The court said that the personal insurance company is in the business of providing insurance for drivers. They’re able to review driving records when they make decisions about coverage and price for individuals. Car rental companies generally don’t evaluate driving history when they rent a vehicle or offer supplemental insurance.
The rental company doesn’t collect an additional premium if the driver is an unusually poor driver. The court decided that it’s only fair to have the personal insurance company pay first even though they’re ultimately both on the hook to pay for the total amount of damages.
History of Rental Car Accident Law in Nevada
Even though the Nevada legislature passed the laws that require rental car companies to carry insurance, a lot of Nevada’s rental car liability laws have developed through case law.
Where there isn’t a clear law to handle the specific situation that arises, the court has to step in and decide what the law should be for that circumstance. It’s up to the lawyers in the case to argue for sound public policy and the rights of victims in rental car accident cases.
What If I’m at Fault in a Rental Car?
If you’re at fault for an accident while driving a rental car in Las Vegas, you may have to pay damages to the injured party. However, you may have damages of your own. Whether you can recover from your own insurance or the rental car’s insurance depends on the terms of your policies.
Many insurers provide the same protections for when you’re driving a rental car that you get under the policy when you’re driving your own vehicle. If you have medical payments coverage or collision coverage, your injuries and property damages may be covered by your own insurance even if you’re responsible for the crash.
Whether the car rental agency covers any of your losses depends on the insurance that you select at the time you rent the vehicle. In addition to the coverage that’s mandatory under Nevada law, the rental car agency usually offers you supplemental coverage at the time of the rental. This supplemental coverage may take care of your injuries or property damage if you’re at fault for the crash.

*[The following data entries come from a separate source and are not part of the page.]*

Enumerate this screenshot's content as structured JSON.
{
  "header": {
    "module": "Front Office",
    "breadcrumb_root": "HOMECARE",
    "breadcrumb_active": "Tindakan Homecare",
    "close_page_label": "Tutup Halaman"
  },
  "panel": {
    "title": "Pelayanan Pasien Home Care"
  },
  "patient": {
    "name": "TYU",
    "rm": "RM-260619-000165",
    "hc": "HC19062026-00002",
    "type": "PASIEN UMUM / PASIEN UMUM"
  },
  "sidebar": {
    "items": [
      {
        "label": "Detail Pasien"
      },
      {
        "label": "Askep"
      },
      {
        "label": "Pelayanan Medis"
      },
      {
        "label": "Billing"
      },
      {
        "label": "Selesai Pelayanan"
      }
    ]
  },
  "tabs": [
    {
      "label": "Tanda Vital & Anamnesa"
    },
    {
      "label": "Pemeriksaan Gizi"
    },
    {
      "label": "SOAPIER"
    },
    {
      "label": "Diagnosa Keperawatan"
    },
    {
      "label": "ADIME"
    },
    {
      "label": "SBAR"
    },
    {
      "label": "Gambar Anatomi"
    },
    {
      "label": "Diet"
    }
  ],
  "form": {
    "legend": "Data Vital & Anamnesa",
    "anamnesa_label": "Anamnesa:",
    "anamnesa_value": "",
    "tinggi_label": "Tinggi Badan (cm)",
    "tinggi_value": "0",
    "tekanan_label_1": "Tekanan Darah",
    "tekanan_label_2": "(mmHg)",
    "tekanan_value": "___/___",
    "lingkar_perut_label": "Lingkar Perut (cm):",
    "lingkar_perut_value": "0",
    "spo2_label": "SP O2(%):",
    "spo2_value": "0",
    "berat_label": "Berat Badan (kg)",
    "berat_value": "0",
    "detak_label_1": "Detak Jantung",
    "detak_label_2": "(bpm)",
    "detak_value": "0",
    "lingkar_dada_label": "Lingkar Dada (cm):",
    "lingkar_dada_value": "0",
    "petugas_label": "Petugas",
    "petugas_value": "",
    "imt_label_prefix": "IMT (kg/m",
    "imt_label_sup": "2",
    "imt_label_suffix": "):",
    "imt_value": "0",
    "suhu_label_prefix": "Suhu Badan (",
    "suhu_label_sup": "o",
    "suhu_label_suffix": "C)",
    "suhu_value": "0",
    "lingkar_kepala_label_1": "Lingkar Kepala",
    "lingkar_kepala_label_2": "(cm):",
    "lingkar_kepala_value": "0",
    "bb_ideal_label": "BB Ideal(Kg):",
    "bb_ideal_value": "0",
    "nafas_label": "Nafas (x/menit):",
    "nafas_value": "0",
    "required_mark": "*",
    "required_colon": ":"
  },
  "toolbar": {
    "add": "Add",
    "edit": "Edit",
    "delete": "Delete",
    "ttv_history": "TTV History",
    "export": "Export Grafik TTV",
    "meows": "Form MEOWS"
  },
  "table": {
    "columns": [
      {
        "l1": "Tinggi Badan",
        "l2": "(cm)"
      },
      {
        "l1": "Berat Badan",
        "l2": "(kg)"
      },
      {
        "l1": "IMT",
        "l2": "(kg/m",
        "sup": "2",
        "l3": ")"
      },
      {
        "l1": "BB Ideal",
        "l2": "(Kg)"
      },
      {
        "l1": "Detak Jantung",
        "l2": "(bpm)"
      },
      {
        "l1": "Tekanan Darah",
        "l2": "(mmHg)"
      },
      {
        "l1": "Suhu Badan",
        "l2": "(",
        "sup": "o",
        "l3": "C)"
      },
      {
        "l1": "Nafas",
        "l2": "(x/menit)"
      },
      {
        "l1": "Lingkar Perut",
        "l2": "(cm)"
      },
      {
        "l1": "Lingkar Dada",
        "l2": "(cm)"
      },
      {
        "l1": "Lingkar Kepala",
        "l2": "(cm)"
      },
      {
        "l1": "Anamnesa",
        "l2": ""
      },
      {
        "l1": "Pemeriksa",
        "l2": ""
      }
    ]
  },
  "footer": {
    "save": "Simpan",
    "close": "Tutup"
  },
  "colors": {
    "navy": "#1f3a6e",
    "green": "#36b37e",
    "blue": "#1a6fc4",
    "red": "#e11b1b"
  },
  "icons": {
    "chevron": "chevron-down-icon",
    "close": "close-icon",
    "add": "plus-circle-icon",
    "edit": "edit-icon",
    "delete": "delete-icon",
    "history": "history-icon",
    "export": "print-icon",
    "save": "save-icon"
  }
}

Check With Your Credit Card Company
Many credit card companies offer automatic rental car insurance. If you’re in a crash and there’s a rental car involved, look at the terms of the credit card that you used to make the rental. Some of them might come with automatic rental car coverage that can be a surprise help in the event you’re in a crash.
How a Car Accident Attorney Can Help
Due to the confusing nature of multiple insurance policies in play, determining liability after a rental car accident can be difficult. An experienced car accident lawyer can help you look in the right places for insurance that may be available to cover your losses.
Your attorney understands the nuances associated with rental car accident liability and can ensure you take the right measures for a successful case. They can help build your case for fault, so you can collect the recovery that you deserve.